The Arstasisone Access Device is designed to safely maximize patient comfort and eliminate the need for a foreign body implant. More...
The device is deployed seamlessly at the beginning of the arstaotomy procedure, creating a shallow-angle needle pathway through the wall of the femoral artery to provide access to the vasculature. This longer and shallower angle results in significant tissue-upon-tissue overlap, which collapses from the normal pressure of the patient's femoral artery blood flow from below upon withdrawal.

Thus, only brief manual compression is needed at the end of the procedure to close the access site; within seconds, the normal intra-arterial pressure works together with the manual compression to seal the access site naturally, without the need for a closure device implant. Patients can sit up and walk sooner, and experience a more comfortable recovery. The Arstasisone Access Device, a product of Arstasis (Redwood City, CA, USA) thus provides an effective alternative to standard arteriotomies and vascular closure implants. The device has been approved by the US Food and Drug Administration (FDA).
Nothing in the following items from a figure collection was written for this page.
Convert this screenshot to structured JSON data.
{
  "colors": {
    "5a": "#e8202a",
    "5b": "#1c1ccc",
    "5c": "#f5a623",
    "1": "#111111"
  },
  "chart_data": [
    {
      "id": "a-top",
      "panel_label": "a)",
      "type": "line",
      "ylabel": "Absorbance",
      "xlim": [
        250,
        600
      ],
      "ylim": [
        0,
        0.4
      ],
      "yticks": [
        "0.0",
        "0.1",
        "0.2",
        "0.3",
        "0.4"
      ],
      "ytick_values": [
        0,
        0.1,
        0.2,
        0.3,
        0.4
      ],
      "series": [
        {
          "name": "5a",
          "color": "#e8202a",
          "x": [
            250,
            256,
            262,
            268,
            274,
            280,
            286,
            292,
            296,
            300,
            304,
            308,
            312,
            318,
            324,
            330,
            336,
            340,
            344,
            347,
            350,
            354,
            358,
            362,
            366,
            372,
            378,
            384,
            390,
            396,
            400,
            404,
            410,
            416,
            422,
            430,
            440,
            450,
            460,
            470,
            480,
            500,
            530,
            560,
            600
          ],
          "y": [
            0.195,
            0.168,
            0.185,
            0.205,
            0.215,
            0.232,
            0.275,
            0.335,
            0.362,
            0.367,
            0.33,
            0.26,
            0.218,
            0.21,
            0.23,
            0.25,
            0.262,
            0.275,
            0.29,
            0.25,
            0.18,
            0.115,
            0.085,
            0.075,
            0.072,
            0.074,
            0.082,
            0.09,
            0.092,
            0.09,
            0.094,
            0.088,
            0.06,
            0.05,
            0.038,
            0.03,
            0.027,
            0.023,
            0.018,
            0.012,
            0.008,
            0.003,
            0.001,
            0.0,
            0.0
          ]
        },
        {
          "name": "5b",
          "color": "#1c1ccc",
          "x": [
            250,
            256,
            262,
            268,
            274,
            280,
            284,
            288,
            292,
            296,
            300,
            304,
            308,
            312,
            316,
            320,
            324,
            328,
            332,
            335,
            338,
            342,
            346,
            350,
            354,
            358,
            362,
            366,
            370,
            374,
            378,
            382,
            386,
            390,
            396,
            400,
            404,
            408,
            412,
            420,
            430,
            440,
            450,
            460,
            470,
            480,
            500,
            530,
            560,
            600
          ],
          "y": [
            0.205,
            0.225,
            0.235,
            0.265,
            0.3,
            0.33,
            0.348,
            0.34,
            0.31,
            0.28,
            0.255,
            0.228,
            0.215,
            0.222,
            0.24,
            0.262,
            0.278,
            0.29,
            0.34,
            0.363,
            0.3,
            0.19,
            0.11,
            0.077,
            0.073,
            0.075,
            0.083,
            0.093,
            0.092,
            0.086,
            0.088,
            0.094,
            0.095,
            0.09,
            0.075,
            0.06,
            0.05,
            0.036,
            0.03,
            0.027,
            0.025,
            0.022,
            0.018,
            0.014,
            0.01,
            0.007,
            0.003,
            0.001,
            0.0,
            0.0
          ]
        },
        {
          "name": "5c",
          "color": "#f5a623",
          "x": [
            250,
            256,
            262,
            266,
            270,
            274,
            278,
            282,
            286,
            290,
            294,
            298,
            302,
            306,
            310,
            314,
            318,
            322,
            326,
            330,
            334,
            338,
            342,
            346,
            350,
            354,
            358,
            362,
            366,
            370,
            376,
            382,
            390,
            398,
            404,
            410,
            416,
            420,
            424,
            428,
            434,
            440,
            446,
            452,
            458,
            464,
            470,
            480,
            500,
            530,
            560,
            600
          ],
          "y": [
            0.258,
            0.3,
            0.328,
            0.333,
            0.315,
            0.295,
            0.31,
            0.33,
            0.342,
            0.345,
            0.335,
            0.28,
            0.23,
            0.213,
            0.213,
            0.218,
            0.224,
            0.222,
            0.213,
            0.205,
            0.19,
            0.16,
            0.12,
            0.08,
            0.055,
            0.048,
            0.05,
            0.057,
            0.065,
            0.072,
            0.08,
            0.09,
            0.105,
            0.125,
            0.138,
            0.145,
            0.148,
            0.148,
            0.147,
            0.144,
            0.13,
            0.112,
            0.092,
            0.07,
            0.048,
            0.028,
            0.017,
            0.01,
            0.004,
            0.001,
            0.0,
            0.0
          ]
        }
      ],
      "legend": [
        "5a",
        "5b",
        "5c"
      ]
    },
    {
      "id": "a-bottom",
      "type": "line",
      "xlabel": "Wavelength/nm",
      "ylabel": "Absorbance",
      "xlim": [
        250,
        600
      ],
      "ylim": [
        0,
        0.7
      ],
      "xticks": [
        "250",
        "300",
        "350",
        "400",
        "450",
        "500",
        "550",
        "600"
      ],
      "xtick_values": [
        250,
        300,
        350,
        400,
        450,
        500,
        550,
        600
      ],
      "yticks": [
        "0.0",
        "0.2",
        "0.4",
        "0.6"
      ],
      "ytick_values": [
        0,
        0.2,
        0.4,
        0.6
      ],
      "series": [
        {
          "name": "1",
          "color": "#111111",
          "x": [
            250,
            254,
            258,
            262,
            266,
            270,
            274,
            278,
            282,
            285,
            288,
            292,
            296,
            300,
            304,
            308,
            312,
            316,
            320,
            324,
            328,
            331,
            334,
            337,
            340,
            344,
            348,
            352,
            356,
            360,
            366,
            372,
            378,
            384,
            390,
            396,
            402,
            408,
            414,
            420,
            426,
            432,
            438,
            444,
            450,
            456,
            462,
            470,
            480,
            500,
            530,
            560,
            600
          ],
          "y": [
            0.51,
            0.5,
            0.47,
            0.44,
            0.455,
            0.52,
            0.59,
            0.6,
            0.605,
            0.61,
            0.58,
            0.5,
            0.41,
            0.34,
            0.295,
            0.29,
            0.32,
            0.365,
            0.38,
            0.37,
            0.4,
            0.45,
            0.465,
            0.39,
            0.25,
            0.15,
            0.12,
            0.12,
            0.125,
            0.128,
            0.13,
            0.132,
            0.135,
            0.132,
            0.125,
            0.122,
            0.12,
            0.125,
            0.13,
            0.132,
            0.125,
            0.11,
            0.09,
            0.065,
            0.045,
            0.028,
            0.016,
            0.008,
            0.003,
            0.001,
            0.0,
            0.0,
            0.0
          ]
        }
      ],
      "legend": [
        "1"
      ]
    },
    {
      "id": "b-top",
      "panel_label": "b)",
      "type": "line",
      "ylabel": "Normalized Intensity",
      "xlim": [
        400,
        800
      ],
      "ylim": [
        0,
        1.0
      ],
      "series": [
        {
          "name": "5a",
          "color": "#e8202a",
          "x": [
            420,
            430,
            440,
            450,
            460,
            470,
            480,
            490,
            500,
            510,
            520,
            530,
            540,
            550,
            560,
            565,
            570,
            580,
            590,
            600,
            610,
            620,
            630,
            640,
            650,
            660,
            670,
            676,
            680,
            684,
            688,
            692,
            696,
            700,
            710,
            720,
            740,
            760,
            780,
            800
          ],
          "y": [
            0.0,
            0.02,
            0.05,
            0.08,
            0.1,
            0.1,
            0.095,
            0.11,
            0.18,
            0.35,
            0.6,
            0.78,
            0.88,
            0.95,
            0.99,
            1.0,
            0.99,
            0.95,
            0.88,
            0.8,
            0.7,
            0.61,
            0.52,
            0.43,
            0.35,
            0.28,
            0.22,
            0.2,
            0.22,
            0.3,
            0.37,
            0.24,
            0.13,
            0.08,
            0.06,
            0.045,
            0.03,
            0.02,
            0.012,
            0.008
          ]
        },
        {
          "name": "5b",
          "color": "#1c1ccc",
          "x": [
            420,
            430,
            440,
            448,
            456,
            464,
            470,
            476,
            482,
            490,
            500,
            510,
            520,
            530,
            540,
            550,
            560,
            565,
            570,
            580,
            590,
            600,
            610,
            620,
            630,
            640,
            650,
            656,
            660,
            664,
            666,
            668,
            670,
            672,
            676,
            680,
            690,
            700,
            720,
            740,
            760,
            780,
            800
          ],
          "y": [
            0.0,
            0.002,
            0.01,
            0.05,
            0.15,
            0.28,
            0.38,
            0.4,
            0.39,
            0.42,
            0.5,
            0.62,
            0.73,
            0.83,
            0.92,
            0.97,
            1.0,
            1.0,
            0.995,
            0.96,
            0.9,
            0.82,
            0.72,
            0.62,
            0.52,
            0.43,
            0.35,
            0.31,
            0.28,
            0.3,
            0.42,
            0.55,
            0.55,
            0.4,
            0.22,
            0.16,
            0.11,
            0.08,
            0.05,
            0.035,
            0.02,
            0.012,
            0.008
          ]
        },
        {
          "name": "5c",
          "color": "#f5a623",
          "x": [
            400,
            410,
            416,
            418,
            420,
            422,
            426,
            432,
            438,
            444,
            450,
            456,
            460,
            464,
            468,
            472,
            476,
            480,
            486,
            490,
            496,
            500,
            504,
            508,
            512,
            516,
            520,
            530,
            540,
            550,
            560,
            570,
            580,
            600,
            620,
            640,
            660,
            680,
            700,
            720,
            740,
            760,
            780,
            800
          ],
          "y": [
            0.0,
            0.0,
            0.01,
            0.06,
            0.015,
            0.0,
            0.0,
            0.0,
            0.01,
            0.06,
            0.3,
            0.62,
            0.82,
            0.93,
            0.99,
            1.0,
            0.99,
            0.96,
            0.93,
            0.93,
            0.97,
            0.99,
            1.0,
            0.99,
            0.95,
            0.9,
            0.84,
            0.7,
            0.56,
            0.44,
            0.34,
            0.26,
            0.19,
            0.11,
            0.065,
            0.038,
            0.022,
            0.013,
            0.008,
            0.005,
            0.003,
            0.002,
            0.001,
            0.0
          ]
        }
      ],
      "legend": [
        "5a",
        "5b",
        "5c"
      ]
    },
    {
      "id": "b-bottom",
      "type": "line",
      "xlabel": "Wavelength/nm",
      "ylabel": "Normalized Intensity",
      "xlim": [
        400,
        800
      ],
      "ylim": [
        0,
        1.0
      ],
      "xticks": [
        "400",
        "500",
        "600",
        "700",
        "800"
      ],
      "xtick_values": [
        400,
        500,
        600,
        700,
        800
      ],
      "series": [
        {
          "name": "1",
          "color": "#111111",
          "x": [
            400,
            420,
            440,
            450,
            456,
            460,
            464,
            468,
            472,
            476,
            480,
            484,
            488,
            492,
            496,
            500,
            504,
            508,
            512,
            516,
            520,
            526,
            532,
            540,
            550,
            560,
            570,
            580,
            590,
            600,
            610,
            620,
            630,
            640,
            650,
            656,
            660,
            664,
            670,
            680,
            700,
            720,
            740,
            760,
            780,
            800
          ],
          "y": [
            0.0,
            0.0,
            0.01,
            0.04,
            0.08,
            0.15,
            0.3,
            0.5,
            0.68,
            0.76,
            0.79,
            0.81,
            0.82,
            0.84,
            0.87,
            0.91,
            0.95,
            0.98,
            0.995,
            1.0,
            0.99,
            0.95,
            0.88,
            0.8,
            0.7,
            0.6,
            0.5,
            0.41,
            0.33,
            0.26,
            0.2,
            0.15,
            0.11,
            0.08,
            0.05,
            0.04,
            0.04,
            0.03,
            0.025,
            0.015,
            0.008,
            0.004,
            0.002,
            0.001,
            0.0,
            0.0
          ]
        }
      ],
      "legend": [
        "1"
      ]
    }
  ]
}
"We are delighted to begin providing US cardiologists with a femoral artery access device that allows them to perform angiography without resorting to inserting a vascular closure implant into the patient,” said Bruce Modesitt, CEO of Arstasis.

Since 1959, physicians have been using the Modified Seldinger Technique to insert flexible catheters into the femoral artery of patients for performing procedures in the patient's arterial-vascular system. The most prevalent such procedure, diagnostic angiography, is thought to be performed more than 500,000 times per month worldwide. At the end of every such case, the patient is left with a substantial hole in the femoral artery, which typically takes significant effort and catheterization laboratory resources to close.